Caitlin Zaloom also makes an interesting comparison between financial trading and gambling:

The whirl of markets can also deliver more sensory satisfactions. In the midst of a deal, traders can fully give themselves over to the moment, achieving the optimal experiences that Mihaly Csikszentmihalyi calls “flow.” Although traders would prefer the analogy with skilled, masculine counterparts like fighter pilots or soccer stars, machine gamblers, like slot or video poker players, may be the accurate comparison case. The architecture and technologies of both markets and casinos structure chaos, creating environments that spark flow experiences. In the heyday of open outcry trading, derivatives exchanges used just this language to justify the markets they made. The pandemonium of the trading pits, they claimed, channeled market competition, helping buyers and sellers make deals as the prices of currencies, pork bellies, and stock indices rose and fell. In the pits, bodies crowded toward every bid shouting matching offers with red-faced tension. Now that derivatives markets have moved online, order seems to reign. Prices and lots blink across screens second by second in neat rows. Whether on the screen or in the pit, the market organizes an experience of acting amid structured chaos that ushers the players toward feelings of mastery and rapt states that athletes and video poker players alike call “the zone.”

Gamblers, like traders, seek out the zone, and gambling spaces and technologies assist in the quest. The anthropologist Natasha Schull has analyzed how gaming architects and entrepreneurs assist players’ entry into the zone and heighten their flow experiences by employing easy curves in gambling floors, engineering ambient noise, and creating a sense of comfortably enclosed space to usher gamblers toward absorption in the games. One leading design firm, she reports, calls this the “immersion paradigm.” They fashion environments “to hold players in a desubjectified state so as to galvanize, channel, and profit from” the experience of gaming oblivion.7 During play, gamblers lose sense of space and self. Completely captivated by the swift shifts in their glowing cards, their sense of their own presence dissolves into the smooth motion of poker hands through time. With credit cards racking up a tally and waitresses offering ample drink, gaming designers make sure that only bathroom breaks interrupt.

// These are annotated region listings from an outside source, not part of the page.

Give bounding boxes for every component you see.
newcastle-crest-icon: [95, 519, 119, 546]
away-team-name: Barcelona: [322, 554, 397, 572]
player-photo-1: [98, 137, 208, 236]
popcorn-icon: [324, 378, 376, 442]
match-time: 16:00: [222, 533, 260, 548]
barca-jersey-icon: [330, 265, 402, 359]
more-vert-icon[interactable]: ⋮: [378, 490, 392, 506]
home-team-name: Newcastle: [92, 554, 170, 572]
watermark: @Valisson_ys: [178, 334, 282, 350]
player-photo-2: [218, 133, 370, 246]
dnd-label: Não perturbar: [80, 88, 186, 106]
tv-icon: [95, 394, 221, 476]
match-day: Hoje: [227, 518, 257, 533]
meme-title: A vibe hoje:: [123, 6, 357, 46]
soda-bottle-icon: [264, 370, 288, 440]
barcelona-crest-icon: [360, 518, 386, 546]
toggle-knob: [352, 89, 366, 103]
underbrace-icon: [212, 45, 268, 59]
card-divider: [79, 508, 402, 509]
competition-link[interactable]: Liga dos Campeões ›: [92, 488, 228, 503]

Traders, like gaming designers, manipulate bodies, machines, and mental states to promote peak experience; and they pride themselves on the ability to delay the call of nature while they are holding a position. The gaming industry employs the intimate experiential requirements of the zone to encourage gamblers to play “faster, longer, and more intensively.” Similarly, traders engage with machines and frame their senses of physical and social space to merge with the flow of the market.